18 Data Analysis – Introductory Economic Statistics: A Data-Driven Approach using R

18.1 Why be reproducible?

First, revist https://jadamso.github.io/Rbooks/00_01_FirstSteps.html#why-program-in-r. Then consider the counterfactual below. Future economists should also read https://core.ac.uk/download/pdf/300464894.pdf.

An example workflow.

First Steps…

Step 1: Some ideas and data about how variable \(X_{1}\) affects variable \(Y_{1}\), which we denote as \(X_{1}\to Y_{1}\)

You copy some data into a spreadsheet, manually aggregate
do some calculations and tables the same spreadsheet
some other analysis from here and there, using this software and that.

Step 2: Pursuing the lead for a week or two

you extend your dataset with more observations
copy in a spreadsheet data, manually aggregate
do some more calculations and tables, same as before

A Little Way Down the Road …

1 month later: someone asks about another factor: \(X_{2} \to Y\).

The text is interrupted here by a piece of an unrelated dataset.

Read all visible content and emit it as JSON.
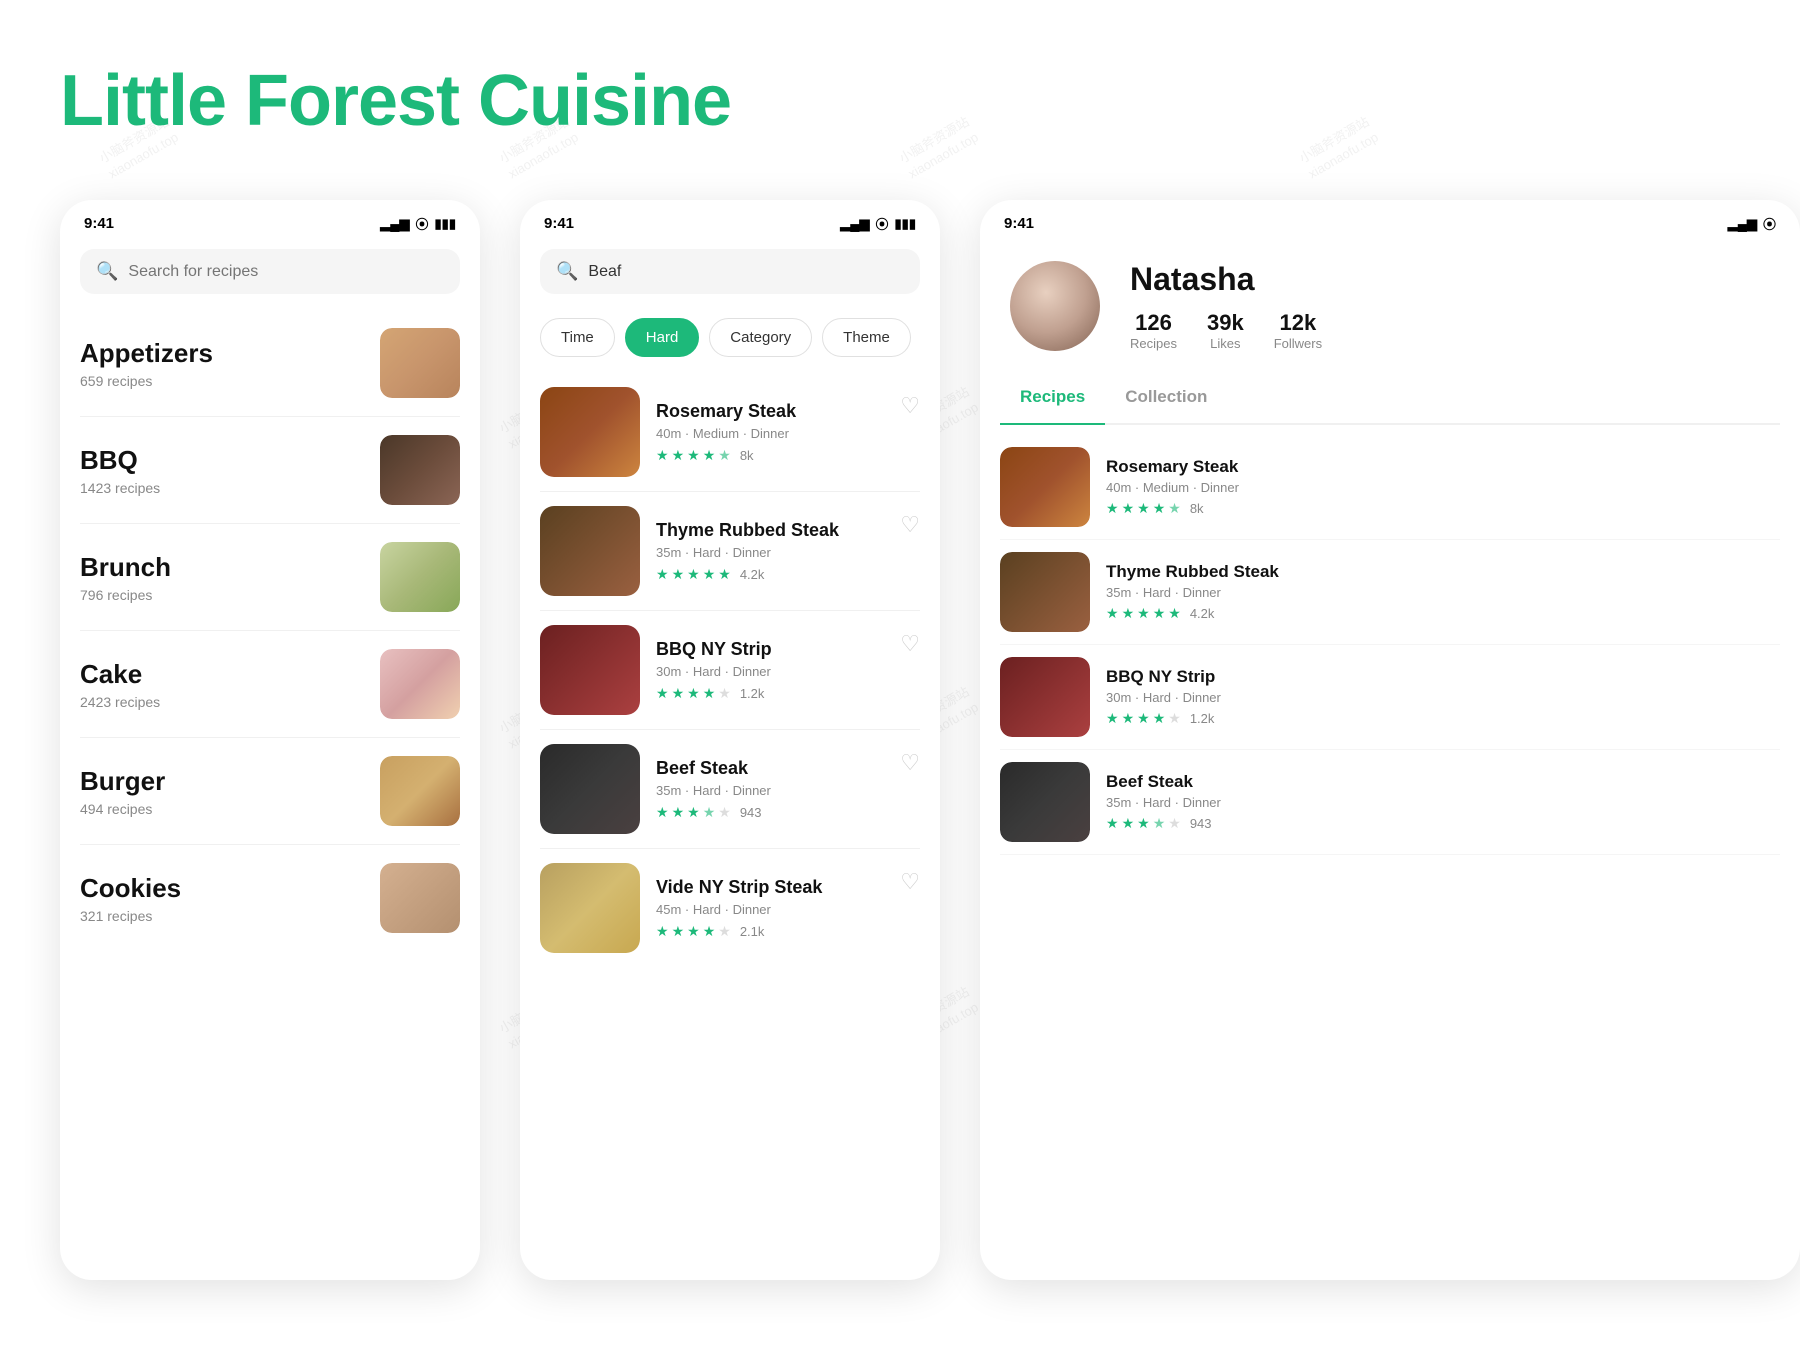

you download some other type of data
You repeat Step 2 with some data on \(X_{2}\).
The details from your “point and click” method are a bit fuzzy.
It takes a little time, but you successfully redo the analysis.

4 months later: someone asks about yet another factor: \(X_{3}\to Y_{1}\).

You again repeat Step 2 with some data on \(X_{3}\).
You’re pretty sure none of tables your tried messed up the order of the rows or columns.
It takes more time and effort. The data processing was not transparent, but you eventually redo the analysis.

6 months later: you want to explore another outcome: \(X_{2} \to Y_{2}\).

You found out Excel had some bugs in it’s statistical calculations. You now use a new version of the spreadsheet.
You’re not sure you merged everything correctly. After much time and effort, most (but not all) of the numbers match exactly.

2 years later: your boss wants you to replicate your work: \(X_{1}, X_{2}, X_{3} \to Y_{1}\).

A rival has proposed something new. Their idea doesn’t actually make any sense, but their figures and statistics look better.
You don’t even use that computer anymore and a collaborator who handled the data on \(X_{2}\) has moved on.

An alternative workflow.

Suppose you decided to code what you did beginning with Step 2.

It does not take much time to update or replicate your results.

Your computer runs for 2 hours and reproduces the figures and tables.
You also rewrote your big calculations to use multiple cores, this took two hours to do but saved 6 hours each time you rerun your code.
You add some more data. It adds almost no time to see whether much has changed.

Your results are transparent and easier to build on.

18.2 Additional Functionality

As part of a data analysis pipeline, we will often use expansion “packages” that allow for more functionality (either codes or datasets). We will discuss these first, before moving to the data analysis pipeline.

Packages.

Most packages can be easily installed from the internet via CRAN.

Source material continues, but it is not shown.